November 11, 2016 | Design, Architecture | casabrutus.com | photo_Shin-ichi Yokoyama
text_Hisashi Ikai
editor_Keiko Kusano
フランス大使公邸を会場に『the CONSTRUCTOR ジャン・プルーヴェ:組立と解体のデザイン』展が3日間限定で開催された。
大使公邸の中庭に登場したプレハブ住宅《F 8×8 BCC 組立住宅》。
パリのデザインギャラリー、パトリック・セガンとプルーヴェ・コレクターとして知られる前澤友作(現代芸術振興財団会長、ZOZOTOWNを運営するスタートトゥデイ代表)とがタッグを組み、両者が保有する貴重なジャン・プルーヴェのコレクション70点あまりが展示された。
プレハブ工法で機能的に製造できるだけでなく、組み立ても人力だけで可能というのも驚きだ。
会場となったフランス大使公邸の1階サロンには、もっとも意欲的に活動した1930〜60年代の数々の家具、構造体、図面などを展示。そして圧巻だったのが、中庭に展示されていた《F 8×8 BCC 組立住宅》だ。第二次世界大戦中だった1941〜43年にかけてプルーヴェがピエール・ジャンヌレと協働した木造のプレハブ住宅で、世界にわずか2点しか現存しないという超レアな作品であるとともに、戦火で材料も乏しいなかで、いかにプルーヴェが日々の暮らしを豊かにしようととしていたかがうかがえる貴重な資料だ。
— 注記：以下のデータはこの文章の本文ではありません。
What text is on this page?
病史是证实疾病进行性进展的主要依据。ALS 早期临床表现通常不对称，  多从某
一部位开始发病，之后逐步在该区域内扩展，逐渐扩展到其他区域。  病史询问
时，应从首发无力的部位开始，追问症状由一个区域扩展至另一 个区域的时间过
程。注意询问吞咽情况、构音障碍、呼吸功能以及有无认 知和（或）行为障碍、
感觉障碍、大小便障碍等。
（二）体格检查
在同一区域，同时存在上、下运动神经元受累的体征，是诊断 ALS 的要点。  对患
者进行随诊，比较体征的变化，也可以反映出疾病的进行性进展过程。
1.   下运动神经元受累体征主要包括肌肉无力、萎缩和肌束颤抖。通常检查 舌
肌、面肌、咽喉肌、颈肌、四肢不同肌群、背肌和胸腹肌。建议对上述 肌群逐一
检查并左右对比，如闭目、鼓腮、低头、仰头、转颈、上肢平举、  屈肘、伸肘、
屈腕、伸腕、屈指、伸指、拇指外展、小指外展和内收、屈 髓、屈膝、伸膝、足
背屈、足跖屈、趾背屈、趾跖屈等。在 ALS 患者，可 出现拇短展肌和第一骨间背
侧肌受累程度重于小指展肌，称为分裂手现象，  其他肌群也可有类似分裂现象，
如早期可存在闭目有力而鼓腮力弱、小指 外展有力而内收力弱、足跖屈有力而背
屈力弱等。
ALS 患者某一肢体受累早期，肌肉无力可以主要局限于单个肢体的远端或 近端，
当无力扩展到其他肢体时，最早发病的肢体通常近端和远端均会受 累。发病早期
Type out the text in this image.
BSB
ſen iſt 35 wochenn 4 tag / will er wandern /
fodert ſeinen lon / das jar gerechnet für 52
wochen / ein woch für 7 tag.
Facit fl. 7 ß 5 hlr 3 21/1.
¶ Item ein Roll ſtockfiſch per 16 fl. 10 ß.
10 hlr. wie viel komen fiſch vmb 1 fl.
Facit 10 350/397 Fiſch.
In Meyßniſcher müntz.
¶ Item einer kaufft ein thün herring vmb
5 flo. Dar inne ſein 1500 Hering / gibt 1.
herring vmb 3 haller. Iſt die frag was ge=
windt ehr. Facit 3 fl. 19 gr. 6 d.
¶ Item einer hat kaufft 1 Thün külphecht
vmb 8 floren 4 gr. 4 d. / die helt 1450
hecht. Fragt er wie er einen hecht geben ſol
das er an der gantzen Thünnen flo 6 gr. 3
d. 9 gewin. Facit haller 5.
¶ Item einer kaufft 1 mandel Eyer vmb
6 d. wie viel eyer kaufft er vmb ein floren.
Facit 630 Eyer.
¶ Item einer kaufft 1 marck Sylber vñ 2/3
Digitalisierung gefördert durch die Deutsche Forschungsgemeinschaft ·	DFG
プレハブ住宅の内部。コンパス状の巨大なポルティーク構造が建物を支える。
「これを見るだけでも、いかにジャン・プルーヴェが先見の明を持ち、また寛大なヒューマニストであったかを知ることができます。また、これをベースに、その後プルーヴェはフランス政府の復興政策のために多くの住宅や教育施設を手がけるなど、厳しい時代に生きる人々の暮らしを底辺から支えていったのです」
社会の本質的なニーズに根ざしていたからこそ、プルーヴェのデザイン思想は時代や地域を超え、多くの人を魅了し続ける。30年以上にわたりプルーヴェの作品を見つめてきたパトリック・セガンは、その人気の理由をこのように語る。
プレハブ住宅内部より。プルーヴェの椅子に、ピエール・ジャンヌレのテーブルとセルジュ・ムイユのランプを合わせ、その脇にシャルロット・ペリアンのスツールを置いている。
さらに、展示されている一連の家具や建具、構造物などを眺めていると、そこに一連の関係性を見いだすことができるとセガンは言葉を続ける。
「プルーヴェはある構造体の仕組みを見つけると、それから次々に新たなプロダクトの形を発見していきます。これこそが、自身のことを『Constructeur(=建設家)』といったゆえんでもあるでしょう」
建設家・ジャン・プルーヴェの代名詞でもあった、さまざまなポルティーク構造体。
1951年にデザインされたゲリドン“カフェテリア”組立テーブル。
“建設家”というのは耳馴染みがないかもしれないが、言わば施工そのものから請け負う人のこと。工房で日々試行錯誤を続けながら、実際に手を動かし、機械を調整しながら、新しい形を生み出していく。実践のもとで生まれるデザインだからこそ、ほかのデザイナーとは一線を画する、独自の形状や仕組みをつくり出すことができたのだろう。
まるで額に飾られたように並べられた椅子は、1930〜50年代にデザインされたもの。
メトロポールNo.305。1953年頃に製作された。
そして、会場がフランス大使公邸になったことも、わずかながらジャン・プルーヴェと関わりがあるという。
「実は旧大使公邸をジャン・デマレとともに設計したジョゼフ・ベルモンは、プルーヴェに師事した経験を持つ建築家であり、プルーヴェが非常に親しくしていた人物なんです。運命的な巡り合わせのような感じがしますよね」
日本式庭園を臨むサロンでは、ゆとりのある展示が行われた。
セガンいわく、今回展示した作品は、ほかではなかなか見られない希少価値の高いものばかり。当初2日間700名限定の公開予定だったが、予約が殺到したため、急遽開催を1日延長。未だに日本でもプルーヴェが高い人気を維持しているのを証明するイベントとなった。
「大使公邸という特別な場所で、本展が開催できたのは嬉しい」と、パトリック・セガン。
the CONSTRUCTOR ジャン・プルーヴェ:組立と解体のデザイン
〈フランス大使公邸〉東京都港区南麻布4-11-44。10月22日〜24日。10時〜17時。入場無料。